Use Flatten() before the Dense Layers.
I have a similar problem to Keras replacing input layer, however I need to remove also the next layer, and that will require different input shape.
Here is a simplification of what I'm trying to do:
a = Input(shape=(64,))
b = Dense(32)(a)
c = Dense(16)(b)
d = Dense(8)(c)
model = Model(inputs=a, outputs=d)
print(model.summary())
print('input shape = ' + str(model.input_shape))
model.layers.pop(0)
model.layers.pop(0)
print(model.summary())
print('input shape = ' + str(model.input_shape))

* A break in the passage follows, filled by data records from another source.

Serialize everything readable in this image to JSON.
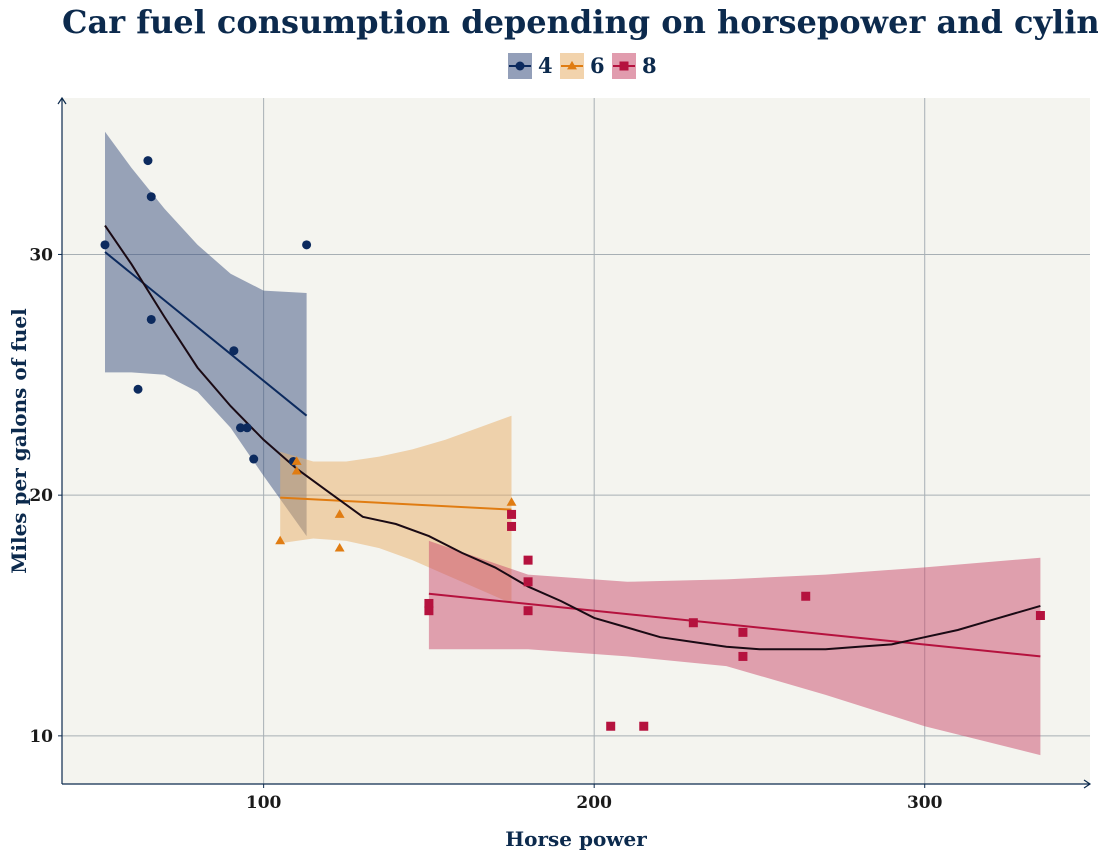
{
  "chart_data": {
    "type": "scatter",
    "title": "Car fuel consumption depending on horsepower and cylinder",
    "xlabel": "Horse power",
    "ylabel": "Miles per galons of fuel",
    "xlim": [
      39,
      350
    ],
    "ylim": [
      8,
      36.5
    ],
    "xticks": [
      100,
      200,
      300
    ],
    "yticks": [
      10,
      20,
      30
    ],
    "grid": true,
    "legend_position": "top-center",
    "background_color": "#f4f4ef",
    "series": [
      {
        "name": "4",
        "marker": "circle",
        "color": "#0c2a5e",
        "band_color": "#3a5080",
        "points": [
          [
            52,
            30.4
          ],
          [
            62,
            24.4
          ],
          [
            65,
            33.9
          ],
          [
            66,
            32.4
          ],
          [
            66,
            27.3
          ],
          [
            91,
            26.0
          ],
          [
            93,
            22.8
          ],
          [
            95,
            22.8
          ],
          [
            97,
            21.5
          ],
          [
            109,
            21.4
          ],
          [
            113,
            30.4
          ]
        ],
        "fit_line": [
          [
            52,
            30.1
          ],
          [
            113,
            23.3
          ]
        ],
        "band": {
          "x": [
            52,
            60,
            70,
            80,
            90,
            100,
            113
          ],
          "upper": [
            35.1,
            33.6,
            31.9,
            30.4,
            29.2,
            28.5,
            28.4
          ],
          "lower": [
            25.1,
            25.1,
            25.0,
            24.3,
            22.8,
            20.8,
            18.3
          ]
        }
      },
      {
        "name": "6",
        "marker": "triangle",
        "color": "#e07c12",
        "band_color": "#e7ae68",
        "points": [
          [
            105,
            18.1
          ],
          [
            110,
            21.0
          ],
          [
            110,
            21.4
          ],
          [
            123,
            19.2
          ],
          [
            123,
            17.8
          ],
          [
            175,
            19.7
          ]
        ],
        "fit_line": [
          [
            105,
            19.9
          ],
          [
            175,
            19.4
          ]
        ],
        "band": {
          "x": [
            105,
            115,
            125,
            135,
            145,
            155,
            165,
            175
          ],
          "upper": [
            21.8,
            21.4,
            21.4,
            21.6,
            21.9,
            22.3,
            22.8,
            23.3
          ],
          "lower": [
            18.0,
            18.2,
            18.1,
            17.8,
            17.3,
            16.7,
            16.1,
            15.5
          ]
        }
      },
      {
        "name": "8",
        "marker": "square",
        "color": "#b5123e",
        "band_color": "#c94a6c",
        "points": [
          [
            150,
            15.2
          ],
          [
            150,
            15.5
          ],
          [
            175,
            19.2
          ],
          [
            175,
            18.7
          ],
          [
            180,
            17.3
          ],
          [
            180,
            16.4
          ],
          [
            180,
            15.2
          ],
          [
            205,
            10.4
          ],
          [
            215,
            10.4
          ],
          [
            230,
            14.7
          ],
          [
            245,
            14.3
          ],
          [
            245,
            13.3
          ],
          [
            264,
            15.8
          ],
          [
            335,
            15.0
          ]
        ],
        "fit_line": [
          [
            150,
            15.9
          ],
          [
            335,
            13.3
          ]
        ],
        "band": {
          "x": [
            150,
            180,
            210,
            240,
            270,
            300,
            335
          ],
          "upper": [
            18.1,
            16.7,
            16.4,
            16.5,
            16.7,
            17.0,
            17.4
          ],
          "lower": [
            13.6,
            13.6,
            13.3,
            12.9,
            11.7,
            10.4,
            9.2
          ]
        }
      },
      {
        "name": "",
        "marker": "none",
        "color": "#1a0a14",
        "smooth": [
          [
            52,
            31.2
          ],
          [
            60,
            29.6
          ],
          [
            70,
            27.4
          ],
          [
            80,
            25.3
          ],
          [
            90,
            23.7
          ],
          [
            100,
            22.3
          ],
          [
            110,
            21.1
          ],
          [
            120,
            20.1
          ],
          [
            130,
            19.1
          ],
          [
            140,
            18.8
          ],
          [
            150,
            18.3
          ],
          [
            160,
            17.6
          ],
          [
            170,
            17.0
          ],
          [
            180,
            16.2
          ],
          [
            190,
            15.6
          ],
          [
            200,
            14.9
          ],
          [
            210,
            14.5
          ],
          [
            220,
            14.1
          ],
          [
            230,
            13.9
          ],
          [
            240,
            13.7
          ],
          [
            250,
            13.6
          ],
          [
            260,
            13.6
          ],
          [
            270,
            13.6
          ],
          [
            280,
            13.7
          ],
          [
            290,
            13.8
          ],
          [
            300,
            14.1
          ],
          [
            310,
            14.4
          ],
          [
            320,
            14.8
          ],
          [
            335,
            15.4
          ]
        ]
      }
    ]
  }
}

new_input = Input(shape=(32,))
new_output = model(new_input)
new_model = Model(new_input, new_output)
print(new_model.summary())
But the input shape of the model remains the same:
Layer (type) Output Shape Param #
=================================================================
input_1 (InputLayer) (None, 64) 0
_________________________________________________________________
dense_1 (Dense) (None, 32) 2080
_________________________________________________________________
dense_2 (Dense) (None, 16) 528
_________________________________________________________________
dense_3 (Dense) (None, 8) 136
=================================================================
Total params: 2,744
Trainable params: 2,744
Non-trainable params: 0
_________________________________________________________________
None
input shape = (None, 64)
_________________________________________________________________
Layer (type) Output Shape Param #
=================================================================
dense_2 (Dense) (None, 16) 528
_________________________________________________________________
dense_3 (Dense) (None, 8) 136
=================================================================
Total params: 664
Trainable params: 664
Non-trainable params: 0
_________________________________________________________________
None
input shape = (None, 64)
And that prevents me from creating new model, so the code above fails with:
ValueError: Dimensions must be equal, but are 32 and 64 for 'model_1/dense_1/MatMul' (op: 'MatMul') with input shapes: [?,32], [64,32].
Any ideas how to do that?
It might not be possible to do in the way that you describe. The accepted answer on this post explains it a little.
how-to-change-input-shape-in-sequential-model-in-keras?
Their solution was to rebuild the layer with the correct input shape, then load the pre-trained weights for that specific layer.